Accident de Brétigny : une communication maîtrisée, qui agace

Rassurer l’opinion publique, mais aussi en interne, les personnels et les syndicats. C’est le numéro d’équilibriste auquel se livrent Guillaume Pepy, le PDG de la SNCF, et Jacques Rapoport, son homologue de Réseau ferré de France (RFF), depuis l’accident de Brétigny-sur-Orge (Essonne), le 12 juillet.

Dans les minutes qui ont suivi le déraillement du train Intercités, qui a fait sept morts, les deux patrons se sont donné pour conduite d’accepter la responsabilité du drame et d’être le plus transparent possible en présentant au public tous les éléments dont ils disposaient.

Depuis trois mois, les services de communication répondent à toutes les polémiques. A chaque rumeur sur un réseau social, une réponse est apportée. A chaque fuite, dans un média, sur l’instruction en cours, sur les raisons supposées de l’accident, l’entreprise publique convoque la presse. Elle précise, corrige les erreurs techniques d’interprétation. Et va même jusqu’à publier un rapport jusque-là couvert par le secret de l’instruction dont un extrait a été évoqué dans la presse.

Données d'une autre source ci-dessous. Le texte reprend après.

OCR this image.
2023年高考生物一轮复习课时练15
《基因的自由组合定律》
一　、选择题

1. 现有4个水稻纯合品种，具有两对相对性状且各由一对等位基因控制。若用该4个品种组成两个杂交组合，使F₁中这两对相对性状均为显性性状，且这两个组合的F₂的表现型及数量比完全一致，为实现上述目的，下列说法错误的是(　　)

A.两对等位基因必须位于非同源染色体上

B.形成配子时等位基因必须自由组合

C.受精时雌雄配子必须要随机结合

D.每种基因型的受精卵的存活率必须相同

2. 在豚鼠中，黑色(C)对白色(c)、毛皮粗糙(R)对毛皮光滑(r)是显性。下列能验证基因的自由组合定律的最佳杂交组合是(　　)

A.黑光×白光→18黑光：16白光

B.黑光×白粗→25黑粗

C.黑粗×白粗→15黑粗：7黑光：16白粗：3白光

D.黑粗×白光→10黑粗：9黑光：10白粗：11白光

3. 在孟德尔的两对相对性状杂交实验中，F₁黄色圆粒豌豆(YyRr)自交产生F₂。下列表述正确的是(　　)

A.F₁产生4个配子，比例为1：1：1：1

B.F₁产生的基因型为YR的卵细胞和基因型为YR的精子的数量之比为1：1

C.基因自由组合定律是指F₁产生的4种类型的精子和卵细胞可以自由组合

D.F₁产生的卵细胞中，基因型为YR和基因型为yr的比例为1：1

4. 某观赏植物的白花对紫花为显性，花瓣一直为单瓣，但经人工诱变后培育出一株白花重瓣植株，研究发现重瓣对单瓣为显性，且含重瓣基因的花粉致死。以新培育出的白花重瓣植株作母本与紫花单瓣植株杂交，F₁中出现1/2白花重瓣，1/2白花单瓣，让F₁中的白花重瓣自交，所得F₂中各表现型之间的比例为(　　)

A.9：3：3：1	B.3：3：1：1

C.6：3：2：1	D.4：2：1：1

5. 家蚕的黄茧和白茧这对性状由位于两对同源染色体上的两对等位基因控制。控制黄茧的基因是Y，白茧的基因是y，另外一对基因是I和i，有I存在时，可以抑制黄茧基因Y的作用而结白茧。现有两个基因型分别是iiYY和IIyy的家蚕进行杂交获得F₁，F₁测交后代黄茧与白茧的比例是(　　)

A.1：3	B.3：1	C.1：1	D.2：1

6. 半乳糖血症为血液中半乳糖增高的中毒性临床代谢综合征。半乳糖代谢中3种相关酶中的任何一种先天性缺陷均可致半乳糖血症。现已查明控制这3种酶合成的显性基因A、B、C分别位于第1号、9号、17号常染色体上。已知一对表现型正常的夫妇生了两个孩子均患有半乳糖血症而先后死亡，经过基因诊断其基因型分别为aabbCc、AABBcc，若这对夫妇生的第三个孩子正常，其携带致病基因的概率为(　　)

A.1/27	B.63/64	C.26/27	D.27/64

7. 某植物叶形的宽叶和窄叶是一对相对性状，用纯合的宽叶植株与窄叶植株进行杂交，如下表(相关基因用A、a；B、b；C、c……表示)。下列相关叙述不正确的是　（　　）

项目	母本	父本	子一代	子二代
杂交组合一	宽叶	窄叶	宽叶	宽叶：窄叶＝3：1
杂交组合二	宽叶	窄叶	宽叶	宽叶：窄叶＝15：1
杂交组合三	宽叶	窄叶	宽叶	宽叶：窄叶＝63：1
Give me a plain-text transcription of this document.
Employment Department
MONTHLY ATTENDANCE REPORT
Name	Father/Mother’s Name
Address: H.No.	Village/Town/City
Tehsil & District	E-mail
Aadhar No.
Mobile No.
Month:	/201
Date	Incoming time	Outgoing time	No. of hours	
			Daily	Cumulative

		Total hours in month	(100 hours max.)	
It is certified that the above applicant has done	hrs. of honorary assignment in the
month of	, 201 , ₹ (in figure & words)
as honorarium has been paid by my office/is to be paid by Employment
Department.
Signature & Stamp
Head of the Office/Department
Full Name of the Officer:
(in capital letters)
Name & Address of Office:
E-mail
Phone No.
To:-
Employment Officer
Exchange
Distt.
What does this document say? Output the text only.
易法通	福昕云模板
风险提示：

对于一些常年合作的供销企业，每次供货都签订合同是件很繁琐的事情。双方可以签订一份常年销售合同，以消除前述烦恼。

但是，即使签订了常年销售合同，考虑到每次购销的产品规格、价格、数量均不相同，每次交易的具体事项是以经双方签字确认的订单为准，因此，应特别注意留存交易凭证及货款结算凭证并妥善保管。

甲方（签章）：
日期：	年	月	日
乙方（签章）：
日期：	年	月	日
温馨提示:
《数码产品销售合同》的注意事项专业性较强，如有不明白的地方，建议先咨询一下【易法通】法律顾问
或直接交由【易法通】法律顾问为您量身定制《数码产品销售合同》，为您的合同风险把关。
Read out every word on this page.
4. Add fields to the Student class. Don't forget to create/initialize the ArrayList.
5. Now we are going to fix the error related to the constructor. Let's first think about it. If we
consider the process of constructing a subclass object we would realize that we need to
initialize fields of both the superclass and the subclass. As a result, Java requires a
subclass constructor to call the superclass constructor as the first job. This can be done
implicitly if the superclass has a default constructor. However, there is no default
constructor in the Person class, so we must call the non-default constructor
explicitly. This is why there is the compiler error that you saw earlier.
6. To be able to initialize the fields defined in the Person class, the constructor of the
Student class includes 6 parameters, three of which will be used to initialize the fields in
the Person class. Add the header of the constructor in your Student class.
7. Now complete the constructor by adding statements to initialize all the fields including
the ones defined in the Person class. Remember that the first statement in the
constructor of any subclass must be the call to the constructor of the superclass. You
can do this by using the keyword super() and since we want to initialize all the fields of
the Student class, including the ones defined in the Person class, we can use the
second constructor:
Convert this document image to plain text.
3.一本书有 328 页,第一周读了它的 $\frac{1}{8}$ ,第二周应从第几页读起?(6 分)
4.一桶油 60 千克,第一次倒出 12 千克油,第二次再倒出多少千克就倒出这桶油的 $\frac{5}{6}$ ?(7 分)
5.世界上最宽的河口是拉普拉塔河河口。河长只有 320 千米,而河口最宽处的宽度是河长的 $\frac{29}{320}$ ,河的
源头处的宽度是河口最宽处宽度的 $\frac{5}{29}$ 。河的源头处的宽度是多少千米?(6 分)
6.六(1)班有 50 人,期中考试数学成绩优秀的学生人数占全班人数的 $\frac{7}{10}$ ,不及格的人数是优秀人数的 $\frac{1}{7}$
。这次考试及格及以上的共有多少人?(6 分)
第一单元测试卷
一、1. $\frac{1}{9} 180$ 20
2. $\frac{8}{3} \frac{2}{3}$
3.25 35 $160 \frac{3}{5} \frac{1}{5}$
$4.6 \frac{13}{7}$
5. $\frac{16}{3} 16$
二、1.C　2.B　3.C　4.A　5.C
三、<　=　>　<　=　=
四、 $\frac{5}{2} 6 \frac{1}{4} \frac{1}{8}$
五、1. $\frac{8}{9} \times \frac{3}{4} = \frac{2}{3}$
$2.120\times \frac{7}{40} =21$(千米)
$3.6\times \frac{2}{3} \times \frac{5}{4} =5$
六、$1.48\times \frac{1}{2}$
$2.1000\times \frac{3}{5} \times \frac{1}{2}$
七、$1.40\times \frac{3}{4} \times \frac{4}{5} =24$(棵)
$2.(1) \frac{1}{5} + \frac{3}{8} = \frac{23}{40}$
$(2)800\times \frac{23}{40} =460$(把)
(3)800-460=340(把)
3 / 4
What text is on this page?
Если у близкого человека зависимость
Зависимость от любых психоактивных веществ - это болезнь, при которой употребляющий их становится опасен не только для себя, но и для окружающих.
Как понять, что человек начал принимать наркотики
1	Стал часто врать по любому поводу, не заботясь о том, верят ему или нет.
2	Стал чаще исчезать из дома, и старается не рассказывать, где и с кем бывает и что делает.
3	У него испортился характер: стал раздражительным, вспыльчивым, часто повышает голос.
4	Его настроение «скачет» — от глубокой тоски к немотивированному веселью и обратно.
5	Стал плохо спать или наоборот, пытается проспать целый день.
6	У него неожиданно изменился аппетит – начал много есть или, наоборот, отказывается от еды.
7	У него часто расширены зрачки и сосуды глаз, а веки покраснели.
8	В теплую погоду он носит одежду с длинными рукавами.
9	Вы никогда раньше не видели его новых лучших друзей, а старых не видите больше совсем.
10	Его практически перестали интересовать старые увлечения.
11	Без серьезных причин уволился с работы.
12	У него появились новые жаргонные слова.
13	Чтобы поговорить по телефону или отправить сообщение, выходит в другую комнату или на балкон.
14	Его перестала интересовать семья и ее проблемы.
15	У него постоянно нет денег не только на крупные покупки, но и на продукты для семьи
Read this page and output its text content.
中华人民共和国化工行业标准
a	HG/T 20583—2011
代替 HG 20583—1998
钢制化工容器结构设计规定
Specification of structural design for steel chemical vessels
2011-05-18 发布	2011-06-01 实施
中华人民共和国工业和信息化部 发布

Début octobre, la CGT-Cheminots met en cause les déclarations de la direction de l’entreprise sur le nombre d’événements de sécurité, elle réplique en publiant, mardi 8 octobre, le rapport sur la sécurité de la SNCF, pourtant confidentiel, pour montrer sa bonne foi. L’exercice est risqué, mais l’image est pour l’instant sauve.

Beaucoup cherchent à déstabiliser le groupe public. Quand il annonce, fin septembre, une aide d’urgence de plusieurs milliers d’euros pour les familles de victimes, la polémique enfle. La SNCF achèterait le silence des familles et voudrait éviter tout recours ultérieur contre elle. Certaines associations d’usagers s’en donnent à coeur joie. M. Pepy rappelle que s’il avait refusé toute aide d’urgence, la SNCF aurait essuyé des reproches inverses...

REPARTIR À L’OFFENSIVE

Auprès du grand public, cette politique de communication ultra-maîtrisée semble porter ses fruits. Mais cela en agace aussi beaucoup. La transparence nourrit souvent, et paradoxalement, le soupçon. Si l’entreprise dit cela, c’est qu’elle veut orienter l’opinion vers autre chose...

Reste qu’en annonçant un programme d’amélioration de la sécurité du réseau, baptisé "Vigirail", la SNCF et RFF jouent encore une autre partition. Aussi risquée. Il ne s’agit pas cette fois d’écarter les rumeurs, mais de repartir à l’offensive pour démontrer combien l’institution est sérieuse et solide. C’est encore un numéro d’équilibriste. Les deux entreprises veulent renforcer la maintenance alors qu’elles ont toujours clamé que l’accident n’était pas lié à des problèmes de... maintenance.

Pour le grand public, un effort supplémentaire de modernisation du réseau sera, bien sûr, apprécié, même s’il signifie de nouveaux travaux et donc des perturbations sur les circulations. L’accueil et l’interprétation des syndicats de cheminots devraient être plus intéressants. Depuis plusieurs semaines, ces derniers s’émeuvent des évolutions récentes du travail des agents de voies, de la hausse des périmètres de voie à contrôler, de la baisse des effectifs depuis dix ans. "Pour nos tournées, nous allons plus vite, indique un syndicaliste. Certains signalements ne sont pas rapportés, car nous ne sommes pas sûrs de pouvoir mobiliser ensuite les hommes pour réaliser une intervention. La conscience professionnelle se perd..."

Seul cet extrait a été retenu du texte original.